A arte e o significado da vida

A partir do nascimento, somos necessariamente suspensos em teias de significados criadas por nós mesmos. E é aí que permanecemos por toda a vida: as teias simbólicas complexificando-se cada vez mais. Isto quer dizer que somos seres tanto biológicos quanto simbólicos e a imagem não é minha, mas do antropólogo Clifford Gertz.

Inicialmente “apenas” um aparato biológico, o indivíduo da espécie humana deve sua sobrevivência à inserção em uma cultura: aprende a identificar padrões (de voz, de formas como rostos, de alternância claro-escuro); compartilha linguagem rudimentar (choro como sinal de fome ou frio, por exemplo); identifica valores como “sim” e “não”, ou seja, intromete-se as “regras” do viver: visões de mundo, modos de vida etc. Importante dizer que a cultura é algo extremamente complexo. Assim, estar em uma mesma cultura não implica em grupos

homogêneos de indivíduos, como bem sabemos.

No contacto com a sociedade e suas instituições, temos várias oportunidades de dar significado à nossa existência, ou seja, de trilharmos o caminho da vida. Os campos religioso, escolar/acadêmico, de parentesco, científico e do trabalho, o mercado, por exemplo, põem à nossa disposição inúmeras possibilidades.

Cabe notar: sempre que falamos de cultura, dizemos também de exclusão: “nossa cultura é essa, não aquela”; “é assim que se comporta”; “estes são os papéis sociais de gênero, de idade, de raça”.

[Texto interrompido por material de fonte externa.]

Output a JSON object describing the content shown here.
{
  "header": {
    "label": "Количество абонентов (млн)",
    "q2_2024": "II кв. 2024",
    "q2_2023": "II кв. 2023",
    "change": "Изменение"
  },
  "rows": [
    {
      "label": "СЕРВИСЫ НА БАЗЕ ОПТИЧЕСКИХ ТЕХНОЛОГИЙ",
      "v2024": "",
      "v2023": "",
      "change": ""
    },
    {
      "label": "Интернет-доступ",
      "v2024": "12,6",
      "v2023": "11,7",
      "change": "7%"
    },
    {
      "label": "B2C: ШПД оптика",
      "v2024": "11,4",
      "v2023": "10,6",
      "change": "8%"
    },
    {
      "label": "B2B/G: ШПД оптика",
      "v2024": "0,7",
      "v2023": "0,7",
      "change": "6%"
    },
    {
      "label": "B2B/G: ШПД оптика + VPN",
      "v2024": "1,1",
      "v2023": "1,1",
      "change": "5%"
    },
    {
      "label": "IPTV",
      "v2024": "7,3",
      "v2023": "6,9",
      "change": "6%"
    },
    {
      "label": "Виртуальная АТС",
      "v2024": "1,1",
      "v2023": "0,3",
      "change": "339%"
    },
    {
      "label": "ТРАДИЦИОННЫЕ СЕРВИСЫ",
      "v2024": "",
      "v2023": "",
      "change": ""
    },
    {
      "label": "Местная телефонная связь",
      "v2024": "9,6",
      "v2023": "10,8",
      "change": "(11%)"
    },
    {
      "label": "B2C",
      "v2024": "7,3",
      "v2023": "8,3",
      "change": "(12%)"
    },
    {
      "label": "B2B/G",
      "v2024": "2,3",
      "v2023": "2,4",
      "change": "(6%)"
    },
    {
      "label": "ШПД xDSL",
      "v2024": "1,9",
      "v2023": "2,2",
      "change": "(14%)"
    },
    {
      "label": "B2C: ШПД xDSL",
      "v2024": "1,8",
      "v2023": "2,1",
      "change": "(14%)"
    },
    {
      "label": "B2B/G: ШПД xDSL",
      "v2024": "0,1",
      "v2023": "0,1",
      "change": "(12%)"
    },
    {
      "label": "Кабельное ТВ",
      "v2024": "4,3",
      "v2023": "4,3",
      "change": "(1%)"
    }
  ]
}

Trago para a presente reflexão Jean-Luc Godard que, em Je Vous Salue, Sarajevo (1993), assevera: “Pois há uma regra e uma exceção. Cultura é a regra. E arte a exceção. Todos falam a regra: cigarro, computador, camisetas, TV, turismo, guerra. Ninguém fala a exceção. Ela não é dita, é escrita: Flaubert, Dostoyevski. É composta: Gershwin, Mozart. É pintada: Cézanne, Vermeer. É filmada: Antonioni, Vigo. Ou é vivida e se torna a arte de viver: Srebenica, Mostar, Sarajevo. A regra quer a morte da exceção.”

Sim, há um campo de nossa existência que torna fluidas as regras: a arte. Com “tornar fluidas as regras”, quero dizer que a arte aponta caminhos de liberdade, de questionamento, de quebra dos paradigmas – apresenta formas inusitadas de significação. Não são poucos os exemplos de apropriação das artes pelo mercado e pelo Estado. No Brasil contemporâneo não há vontade de se admitir a existência do “funk carioca”, ligando-se automaticamente aquela linguagem artística à promiscuidade, ao tráfico de drogas, à “desordem”. Mercado e Estado (notadamente por meio das escolas) se apropriam do ritmo “batidão”, atrelam a ele “letras mais comportadas”, alçam cantores e cantoras ao “sucesso” e tapam os olhos ao grito por liberdade e igualdade de direitos.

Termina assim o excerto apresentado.